2. O princípio essencial é que Deus é o Criador e Senhor de todas as coisas, especialmente do ser humano: ...desde o dia em que Deus criou o homem sobre a terra. Gênesis 1 e 2, e Atos 17.24-28 esclarecem que Deus é o ambiente do homem e aquele que concede à criatura que domine e guarde o lugar de sua habitação.
3. Não há limites para o poder nem para a extensão da autoridade de Deus, nem há limites para a pesquisa orientada por princípios bíblicos que o Senhor revelou de muitas maneiras, por meio de muitas pessoas (Hebreus 1.1-4), de muitas formas literárias e, especialmente, por meio de mandamento e promessas: ...desde uma extremidade do céu até à outra. Nada foge ao princípio de que todas as coisas existem em referência a Deus (teorreferência), e ele mesmo no-las entregou para que as conhecêssemos (Daniel e seus amigos foram escolhidos para uma posição de honra, por que eram “instruídos em toda a sabedoria, e sábios em ciência, e entendidos no conhecimento”, com habilidade para viver no palácio do rei, a fim de que fossem ensinados nas letras e na língua dos caldeus”, Daniel 1.4).

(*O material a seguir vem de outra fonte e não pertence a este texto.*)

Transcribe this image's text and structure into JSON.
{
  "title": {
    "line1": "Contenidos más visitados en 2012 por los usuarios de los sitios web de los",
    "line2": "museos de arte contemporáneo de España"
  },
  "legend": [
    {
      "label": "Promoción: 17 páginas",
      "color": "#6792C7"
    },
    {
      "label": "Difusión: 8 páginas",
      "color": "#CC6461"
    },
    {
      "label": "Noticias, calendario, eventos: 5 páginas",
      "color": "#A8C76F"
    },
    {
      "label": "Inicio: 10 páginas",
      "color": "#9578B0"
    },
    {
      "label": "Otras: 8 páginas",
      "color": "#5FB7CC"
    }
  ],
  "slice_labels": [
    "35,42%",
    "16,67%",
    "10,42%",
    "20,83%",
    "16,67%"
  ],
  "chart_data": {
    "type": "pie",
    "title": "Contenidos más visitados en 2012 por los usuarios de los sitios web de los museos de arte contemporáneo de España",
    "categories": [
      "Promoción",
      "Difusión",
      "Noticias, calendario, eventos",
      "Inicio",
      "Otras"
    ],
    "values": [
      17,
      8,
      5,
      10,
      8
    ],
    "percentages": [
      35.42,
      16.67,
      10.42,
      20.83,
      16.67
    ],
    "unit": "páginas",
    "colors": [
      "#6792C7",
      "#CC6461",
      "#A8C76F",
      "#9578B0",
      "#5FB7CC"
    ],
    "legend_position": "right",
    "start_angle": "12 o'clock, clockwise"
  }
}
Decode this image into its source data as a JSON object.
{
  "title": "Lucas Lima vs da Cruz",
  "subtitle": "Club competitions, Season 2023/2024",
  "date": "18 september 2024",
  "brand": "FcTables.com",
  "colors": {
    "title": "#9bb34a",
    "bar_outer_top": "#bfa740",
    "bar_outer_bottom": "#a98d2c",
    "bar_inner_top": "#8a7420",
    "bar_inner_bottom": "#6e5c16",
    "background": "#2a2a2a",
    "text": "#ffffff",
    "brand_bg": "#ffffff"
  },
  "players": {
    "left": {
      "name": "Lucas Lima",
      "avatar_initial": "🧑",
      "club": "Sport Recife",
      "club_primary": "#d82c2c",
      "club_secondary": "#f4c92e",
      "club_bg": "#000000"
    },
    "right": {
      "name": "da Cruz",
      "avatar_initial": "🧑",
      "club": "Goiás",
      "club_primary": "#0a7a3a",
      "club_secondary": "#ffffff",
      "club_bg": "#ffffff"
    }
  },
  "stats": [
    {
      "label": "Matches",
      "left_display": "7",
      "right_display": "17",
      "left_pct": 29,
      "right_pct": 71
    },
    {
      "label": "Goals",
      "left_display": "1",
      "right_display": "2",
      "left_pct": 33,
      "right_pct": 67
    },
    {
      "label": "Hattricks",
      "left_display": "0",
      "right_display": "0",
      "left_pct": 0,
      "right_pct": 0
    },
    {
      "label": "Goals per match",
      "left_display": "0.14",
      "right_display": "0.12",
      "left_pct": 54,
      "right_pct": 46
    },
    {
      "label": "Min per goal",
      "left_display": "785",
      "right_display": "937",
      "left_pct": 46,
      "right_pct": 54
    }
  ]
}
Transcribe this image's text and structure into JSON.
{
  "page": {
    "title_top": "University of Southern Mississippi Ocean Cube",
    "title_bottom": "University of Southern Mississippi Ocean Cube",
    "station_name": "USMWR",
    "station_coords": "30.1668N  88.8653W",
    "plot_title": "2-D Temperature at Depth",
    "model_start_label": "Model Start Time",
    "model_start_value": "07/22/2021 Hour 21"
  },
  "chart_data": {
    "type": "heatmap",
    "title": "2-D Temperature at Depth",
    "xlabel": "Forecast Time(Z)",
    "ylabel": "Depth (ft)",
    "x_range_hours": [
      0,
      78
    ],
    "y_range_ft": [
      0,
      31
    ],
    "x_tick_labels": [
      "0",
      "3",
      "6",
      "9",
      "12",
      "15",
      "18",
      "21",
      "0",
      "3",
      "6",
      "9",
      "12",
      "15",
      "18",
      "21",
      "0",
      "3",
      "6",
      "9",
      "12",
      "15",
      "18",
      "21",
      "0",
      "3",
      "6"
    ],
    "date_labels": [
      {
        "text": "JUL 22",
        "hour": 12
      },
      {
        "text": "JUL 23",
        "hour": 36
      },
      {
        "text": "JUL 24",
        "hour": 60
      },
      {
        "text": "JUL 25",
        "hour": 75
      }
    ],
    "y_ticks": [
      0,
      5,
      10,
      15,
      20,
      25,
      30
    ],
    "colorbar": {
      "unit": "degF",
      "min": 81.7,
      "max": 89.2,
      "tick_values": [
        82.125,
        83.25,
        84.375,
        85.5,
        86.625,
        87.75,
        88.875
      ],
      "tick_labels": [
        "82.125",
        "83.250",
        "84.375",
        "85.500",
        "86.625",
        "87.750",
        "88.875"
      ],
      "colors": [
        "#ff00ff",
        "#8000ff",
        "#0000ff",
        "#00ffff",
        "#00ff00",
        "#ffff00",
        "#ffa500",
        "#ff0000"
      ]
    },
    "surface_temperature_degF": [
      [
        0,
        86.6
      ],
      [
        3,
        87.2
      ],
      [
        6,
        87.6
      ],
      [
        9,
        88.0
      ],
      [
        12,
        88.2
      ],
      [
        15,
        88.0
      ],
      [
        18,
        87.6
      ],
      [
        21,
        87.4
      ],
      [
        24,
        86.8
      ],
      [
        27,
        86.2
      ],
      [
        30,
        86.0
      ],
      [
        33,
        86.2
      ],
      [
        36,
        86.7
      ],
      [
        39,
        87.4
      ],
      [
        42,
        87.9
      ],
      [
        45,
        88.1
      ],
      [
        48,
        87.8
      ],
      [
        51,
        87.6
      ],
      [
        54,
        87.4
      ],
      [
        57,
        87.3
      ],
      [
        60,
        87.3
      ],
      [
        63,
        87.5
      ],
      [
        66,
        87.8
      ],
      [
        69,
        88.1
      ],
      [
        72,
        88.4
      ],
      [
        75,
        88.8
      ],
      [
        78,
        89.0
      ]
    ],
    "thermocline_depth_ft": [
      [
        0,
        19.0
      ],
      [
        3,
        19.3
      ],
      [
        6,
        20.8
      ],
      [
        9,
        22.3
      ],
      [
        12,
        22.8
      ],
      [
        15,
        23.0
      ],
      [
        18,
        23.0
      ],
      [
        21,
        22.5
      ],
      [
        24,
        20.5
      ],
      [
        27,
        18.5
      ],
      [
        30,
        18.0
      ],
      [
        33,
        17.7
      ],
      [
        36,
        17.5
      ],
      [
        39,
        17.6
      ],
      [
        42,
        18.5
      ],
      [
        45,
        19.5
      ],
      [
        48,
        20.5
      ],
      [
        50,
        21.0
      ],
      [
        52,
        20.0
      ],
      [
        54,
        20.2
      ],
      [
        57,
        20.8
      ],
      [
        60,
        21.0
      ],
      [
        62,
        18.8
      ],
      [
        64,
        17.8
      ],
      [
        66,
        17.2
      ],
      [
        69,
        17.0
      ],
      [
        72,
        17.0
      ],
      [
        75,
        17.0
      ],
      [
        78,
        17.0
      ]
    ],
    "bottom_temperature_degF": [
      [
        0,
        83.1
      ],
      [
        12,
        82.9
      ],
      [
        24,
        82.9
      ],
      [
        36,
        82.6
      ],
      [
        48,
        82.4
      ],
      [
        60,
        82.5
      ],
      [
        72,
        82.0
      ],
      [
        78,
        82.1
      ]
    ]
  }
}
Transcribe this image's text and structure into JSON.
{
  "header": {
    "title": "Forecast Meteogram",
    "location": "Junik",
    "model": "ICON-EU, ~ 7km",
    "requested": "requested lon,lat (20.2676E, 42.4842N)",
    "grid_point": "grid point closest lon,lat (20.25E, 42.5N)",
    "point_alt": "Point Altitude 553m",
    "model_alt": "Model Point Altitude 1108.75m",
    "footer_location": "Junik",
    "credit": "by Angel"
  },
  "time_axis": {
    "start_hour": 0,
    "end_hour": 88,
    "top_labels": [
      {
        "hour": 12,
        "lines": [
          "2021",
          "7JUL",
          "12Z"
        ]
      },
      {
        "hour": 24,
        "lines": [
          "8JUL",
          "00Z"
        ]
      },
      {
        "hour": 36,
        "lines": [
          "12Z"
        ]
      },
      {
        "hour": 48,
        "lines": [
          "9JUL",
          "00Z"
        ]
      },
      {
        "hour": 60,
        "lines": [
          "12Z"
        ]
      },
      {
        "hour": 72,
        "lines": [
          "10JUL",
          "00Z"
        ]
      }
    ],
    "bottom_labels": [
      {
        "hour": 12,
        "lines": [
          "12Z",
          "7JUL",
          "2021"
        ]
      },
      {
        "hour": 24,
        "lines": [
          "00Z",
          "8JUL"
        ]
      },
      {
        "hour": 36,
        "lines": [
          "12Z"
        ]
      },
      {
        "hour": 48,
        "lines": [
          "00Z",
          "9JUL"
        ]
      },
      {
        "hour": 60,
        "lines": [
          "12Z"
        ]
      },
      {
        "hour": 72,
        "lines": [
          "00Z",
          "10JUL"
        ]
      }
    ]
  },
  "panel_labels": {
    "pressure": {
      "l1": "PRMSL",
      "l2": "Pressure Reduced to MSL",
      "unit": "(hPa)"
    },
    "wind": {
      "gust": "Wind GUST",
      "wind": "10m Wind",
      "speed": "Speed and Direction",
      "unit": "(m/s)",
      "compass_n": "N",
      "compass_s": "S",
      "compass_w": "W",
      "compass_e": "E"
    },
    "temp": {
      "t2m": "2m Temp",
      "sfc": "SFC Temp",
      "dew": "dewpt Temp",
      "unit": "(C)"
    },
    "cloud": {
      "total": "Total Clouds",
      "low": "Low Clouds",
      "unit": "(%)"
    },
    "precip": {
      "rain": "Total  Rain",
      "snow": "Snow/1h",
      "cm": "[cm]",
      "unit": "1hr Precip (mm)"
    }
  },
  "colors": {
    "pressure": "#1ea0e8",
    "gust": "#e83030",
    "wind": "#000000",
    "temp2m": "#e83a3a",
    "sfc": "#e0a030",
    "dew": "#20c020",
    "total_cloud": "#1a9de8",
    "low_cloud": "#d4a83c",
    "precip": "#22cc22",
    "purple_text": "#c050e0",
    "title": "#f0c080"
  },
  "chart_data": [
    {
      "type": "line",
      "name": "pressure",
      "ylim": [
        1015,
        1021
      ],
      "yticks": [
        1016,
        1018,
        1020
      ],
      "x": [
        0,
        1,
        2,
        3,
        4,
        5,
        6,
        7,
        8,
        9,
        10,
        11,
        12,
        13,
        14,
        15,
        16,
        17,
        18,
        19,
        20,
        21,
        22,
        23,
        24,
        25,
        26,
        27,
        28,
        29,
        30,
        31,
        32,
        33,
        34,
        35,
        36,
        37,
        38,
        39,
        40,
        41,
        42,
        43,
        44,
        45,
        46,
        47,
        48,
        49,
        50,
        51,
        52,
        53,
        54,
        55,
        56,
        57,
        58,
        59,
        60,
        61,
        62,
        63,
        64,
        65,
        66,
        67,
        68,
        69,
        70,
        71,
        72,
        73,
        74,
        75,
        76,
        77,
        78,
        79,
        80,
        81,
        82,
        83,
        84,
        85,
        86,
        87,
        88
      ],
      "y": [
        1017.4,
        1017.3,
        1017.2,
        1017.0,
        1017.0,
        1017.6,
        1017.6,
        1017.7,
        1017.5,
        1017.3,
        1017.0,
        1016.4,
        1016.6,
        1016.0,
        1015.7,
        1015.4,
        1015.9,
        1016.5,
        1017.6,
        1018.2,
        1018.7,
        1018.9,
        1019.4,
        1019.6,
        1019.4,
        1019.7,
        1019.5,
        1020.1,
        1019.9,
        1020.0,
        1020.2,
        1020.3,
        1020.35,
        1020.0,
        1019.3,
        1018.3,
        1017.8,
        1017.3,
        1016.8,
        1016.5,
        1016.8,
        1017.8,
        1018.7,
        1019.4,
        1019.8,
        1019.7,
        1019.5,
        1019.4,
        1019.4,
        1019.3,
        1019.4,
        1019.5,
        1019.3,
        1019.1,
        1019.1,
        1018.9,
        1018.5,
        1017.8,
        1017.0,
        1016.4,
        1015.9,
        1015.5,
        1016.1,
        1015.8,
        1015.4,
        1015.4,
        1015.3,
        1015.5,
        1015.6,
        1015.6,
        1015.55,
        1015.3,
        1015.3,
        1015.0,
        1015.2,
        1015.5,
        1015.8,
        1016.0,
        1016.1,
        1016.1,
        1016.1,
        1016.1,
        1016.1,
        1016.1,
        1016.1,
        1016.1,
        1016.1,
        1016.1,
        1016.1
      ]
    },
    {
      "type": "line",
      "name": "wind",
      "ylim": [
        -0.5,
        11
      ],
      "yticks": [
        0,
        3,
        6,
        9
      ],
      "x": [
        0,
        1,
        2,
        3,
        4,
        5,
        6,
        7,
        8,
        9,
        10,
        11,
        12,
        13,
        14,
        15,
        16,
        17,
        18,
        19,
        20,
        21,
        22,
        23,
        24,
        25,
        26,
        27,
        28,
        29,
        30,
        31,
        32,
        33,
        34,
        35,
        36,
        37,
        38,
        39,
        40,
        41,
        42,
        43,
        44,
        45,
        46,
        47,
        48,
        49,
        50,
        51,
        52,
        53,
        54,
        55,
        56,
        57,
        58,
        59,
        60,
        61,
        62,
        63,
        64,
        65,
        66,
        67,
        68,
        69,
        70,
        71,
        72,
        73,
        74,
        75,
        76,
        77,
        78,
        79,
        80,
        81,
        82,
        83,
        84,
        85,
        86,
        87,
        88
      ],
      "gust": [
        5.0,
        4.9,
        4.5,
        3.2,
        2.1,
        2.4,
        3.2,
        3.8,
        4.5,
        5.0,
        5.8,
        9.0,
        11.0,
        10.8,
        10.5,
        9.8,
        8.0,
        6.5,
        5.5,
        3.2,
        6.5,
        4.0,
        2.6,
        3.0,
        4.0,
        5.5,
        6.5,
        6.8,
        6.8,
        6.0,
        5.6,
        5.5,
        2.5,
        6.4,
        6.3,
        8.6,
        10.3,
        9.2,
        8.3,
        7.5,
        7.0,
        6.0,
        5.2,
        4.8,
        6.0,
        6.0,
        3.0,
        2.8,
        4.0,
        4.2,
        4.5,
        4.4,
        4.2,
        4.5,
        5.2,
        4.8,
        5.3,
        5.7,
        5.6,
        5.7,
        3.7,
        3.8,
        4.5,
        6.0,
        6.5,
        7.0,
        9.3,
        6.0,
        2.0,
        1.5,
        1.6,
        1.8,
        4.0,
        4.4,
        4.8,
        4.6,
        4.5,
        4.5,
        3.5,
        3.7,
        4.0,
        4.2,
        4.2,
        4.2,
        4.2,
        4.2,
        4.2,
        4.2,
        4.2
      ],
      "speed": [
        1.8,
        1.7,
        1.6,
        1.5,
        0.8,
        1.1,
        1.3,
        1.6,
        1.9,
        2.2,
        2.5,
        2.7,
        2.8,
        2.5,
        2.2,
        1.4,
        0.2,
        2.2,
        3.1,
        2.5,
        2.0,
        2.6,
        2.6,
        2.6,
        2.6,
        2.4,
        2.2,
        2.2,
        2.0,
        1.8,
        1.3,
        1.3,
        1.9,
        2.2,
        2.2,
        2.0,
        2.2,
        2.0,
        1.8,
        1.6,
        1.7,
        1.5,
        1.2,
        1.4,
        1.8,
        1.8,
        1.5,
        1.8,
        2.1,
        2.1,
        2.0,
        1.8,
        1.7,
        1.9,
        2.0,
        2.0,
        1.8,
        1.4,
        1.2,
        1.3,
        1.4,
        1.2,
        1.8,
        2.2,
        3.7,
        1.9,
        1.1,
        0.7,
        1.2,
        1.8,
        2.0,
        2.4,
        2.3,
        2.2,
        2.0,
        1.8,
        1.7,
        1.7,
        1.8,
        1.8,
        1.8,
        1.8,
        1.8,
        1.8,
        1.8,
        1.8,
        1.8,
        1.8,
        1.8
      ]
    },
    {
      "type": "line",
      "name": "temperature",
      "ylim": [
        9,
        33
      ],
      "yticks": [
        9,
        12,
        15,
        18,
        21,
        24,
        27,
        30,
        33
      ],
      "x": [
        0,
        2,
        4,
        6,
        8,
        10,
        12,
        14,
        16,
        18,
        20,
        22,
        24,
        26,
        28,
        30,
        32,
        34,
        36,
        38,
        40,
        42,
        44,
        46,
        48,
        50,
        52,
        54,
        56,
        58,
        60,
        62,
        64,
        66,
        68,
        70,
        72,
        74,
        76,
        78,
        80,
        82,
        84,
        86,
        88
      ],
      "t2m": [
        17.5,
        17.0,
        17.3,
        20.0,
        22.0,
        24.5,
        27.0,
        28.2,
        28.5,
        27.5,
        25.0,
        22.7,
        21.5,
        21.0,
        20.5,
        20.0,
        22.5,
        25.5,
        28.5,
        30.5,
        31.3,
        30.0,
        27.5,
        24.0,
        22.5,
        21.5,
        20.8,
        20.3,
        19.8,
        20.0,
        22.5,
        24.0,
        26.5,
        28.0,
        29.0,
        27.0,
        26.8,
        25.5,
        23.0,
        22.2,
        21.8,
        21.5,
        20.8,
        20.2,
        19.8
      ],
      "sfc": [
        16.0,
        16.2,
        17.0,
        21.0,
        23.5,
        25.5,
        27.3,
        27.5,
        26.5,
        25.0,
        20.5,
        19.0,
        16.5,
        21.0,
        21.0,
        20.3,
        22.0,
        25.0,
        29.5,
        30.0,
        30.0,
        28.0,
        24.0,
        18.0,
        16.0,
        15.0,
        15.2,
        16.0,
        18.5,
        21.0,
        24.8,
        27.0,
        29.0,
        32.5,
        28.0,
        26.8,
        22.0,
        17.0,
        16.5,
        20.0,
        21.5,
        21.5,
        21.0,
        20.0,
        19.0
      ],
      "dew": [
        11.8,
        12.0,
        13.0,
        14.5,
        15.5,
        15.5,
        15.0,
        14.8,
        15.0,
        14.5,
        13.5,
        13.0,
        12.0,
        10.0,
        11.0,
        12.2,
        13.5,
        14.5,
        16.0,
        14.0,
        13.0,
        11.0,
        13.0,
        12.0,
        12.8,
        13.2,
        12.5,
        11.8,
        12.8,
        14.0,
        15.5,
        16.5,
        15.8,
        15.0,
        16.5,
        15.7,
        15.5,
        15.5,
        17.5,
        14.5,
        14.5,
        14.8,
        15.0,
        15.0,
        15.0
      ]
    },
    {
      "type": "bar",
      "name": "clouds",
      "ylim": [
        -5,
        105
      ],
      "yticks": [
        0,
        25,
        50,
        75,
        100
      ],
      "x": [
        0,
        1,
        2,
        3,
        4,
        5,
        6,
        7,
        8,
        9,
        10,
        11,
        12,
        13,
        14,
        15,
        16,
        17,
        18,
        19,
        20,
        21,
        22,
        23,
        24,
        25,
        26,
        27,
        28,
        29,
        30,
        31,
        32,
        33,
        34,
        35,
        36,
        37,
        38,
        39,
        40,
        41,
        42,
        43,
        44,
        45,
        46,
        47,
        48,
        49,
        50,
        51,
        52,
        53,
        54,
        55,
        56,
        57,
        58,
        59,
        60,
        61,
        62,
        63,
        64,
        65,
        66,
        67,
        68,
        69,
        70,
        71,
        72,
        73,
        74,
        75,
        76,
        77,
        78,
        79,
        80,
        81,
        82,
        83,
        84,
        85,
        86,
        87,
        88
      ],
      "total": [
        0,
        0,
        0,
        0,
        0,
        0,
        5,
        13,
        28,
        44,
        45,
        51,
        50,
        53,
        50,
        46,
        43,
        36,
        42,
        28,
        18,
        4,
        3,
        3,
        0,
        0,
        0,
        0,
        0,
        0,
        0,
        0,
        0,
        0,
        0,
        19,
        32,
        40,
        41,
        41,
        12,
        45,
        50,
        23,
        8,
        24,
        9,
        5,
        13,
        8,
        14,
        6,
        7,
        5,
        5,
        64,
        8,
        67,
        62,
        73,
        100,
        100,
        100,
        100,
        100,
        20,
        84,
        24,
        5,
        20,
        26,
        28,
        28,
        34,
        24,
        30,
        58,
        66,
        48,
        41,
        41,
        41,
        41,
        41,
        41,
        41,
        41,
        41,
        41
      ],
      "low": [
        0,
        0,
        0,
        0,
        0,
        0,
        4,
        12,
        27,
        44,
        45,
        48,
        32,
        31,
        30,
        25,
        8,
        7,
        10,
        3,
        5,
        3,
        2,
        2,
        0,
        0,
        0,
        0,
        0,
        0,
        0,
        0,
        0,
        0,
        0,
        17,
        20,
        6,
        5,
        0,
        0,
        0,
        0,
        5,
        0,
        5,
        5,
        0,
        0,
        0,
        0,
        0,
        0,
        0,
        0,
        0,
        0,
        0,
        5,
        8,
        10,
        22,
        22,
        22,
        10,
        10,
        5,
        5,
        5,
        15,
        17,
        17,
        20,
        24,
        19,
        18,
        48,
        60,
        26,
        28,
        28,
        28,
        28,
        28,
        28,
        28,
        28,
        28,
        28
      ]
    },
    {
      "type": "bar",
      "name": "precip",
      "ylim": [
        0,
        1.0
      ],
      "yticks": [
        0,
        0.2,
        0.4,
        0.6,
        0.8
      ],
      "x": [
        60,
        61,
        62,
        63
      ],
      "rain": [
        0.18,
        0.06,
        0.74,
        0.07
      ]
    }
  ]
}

4. Todas as coisas devem ser examinadas como sendo obras de Deus, tanto as espirituais quanto as físicas: pergunta... se sucedeu jamais coisa tão grande como esta ou se se ouviu coisa como esta... Deus estava falando de coisas específicas que ocorreram no passado imediato, isto é, da instituição do pacto, em Horebe, do Êxodo do Egito, e do início da conquista da terra prometida. Assim, Deus não estava apenas especificando seu papel de Criador, mas também o de Redentor. Todas as coisas e ocorrências do mundo têm de ser vistas sob o critério das categorias bíblicas de pensamento, da criação, da queda e da redenção (implicando que a criação foi, originalmente, boa, apresenta-se má por causa do pecado e é passível de redenção).
Mais tarde, “adolescentemente”, respondi ao neto o que vai, aqui, de forma adulta: “Bem, nem nós mesmos nem nosso ambiente terreno determinam o que somos; quem nós somos depende de quem Deus é, e de como nos relacionamos com ele”. “Eu sei” – disse ele, continuando na mesma linha de pensamento – “mas, se eu mudar minha história, minha memória, acaba mudando quem sou”. “Certamente mudaria. Entretanto, lembre-se de que Deus é nosso Criador, e, segundo seu manual, quando nos fez, ele sabia o que fazia. Outra coisa, o manual diz que Deus tem para conosco uma vontade boa, perfeita e agradável. Nossa vida não é uma tela que nós pintamos, mas arte do grande Artista, a tapeçaria do grande Tecelão. Fomos criados para refletir seu caráter, e só seremos nós mesmos quando esse caráter for plasmado em nós. A redenção em Cristo nos habilita e capacita a entregar a totalidade da vida a esse conhecimento; e seus mandamentos e promessas previnem que nos conformemos com os sistemas do mundo e, antes, que aprendamos a ser nós mesmos por meio de conhecer a Deus e ao outro (o próximo)”. (Cf. Romanos 1.14).
Acho que ele aprendeu alguma coisa – e eu também. Cosmovisão cristã é visão de mundo à luz da revelação dos atos de Deus na história e geografia da humanidade, a fim de que nós, vendo com os olhos de Deus, alcancemos seus subidos e graciosos propósitos.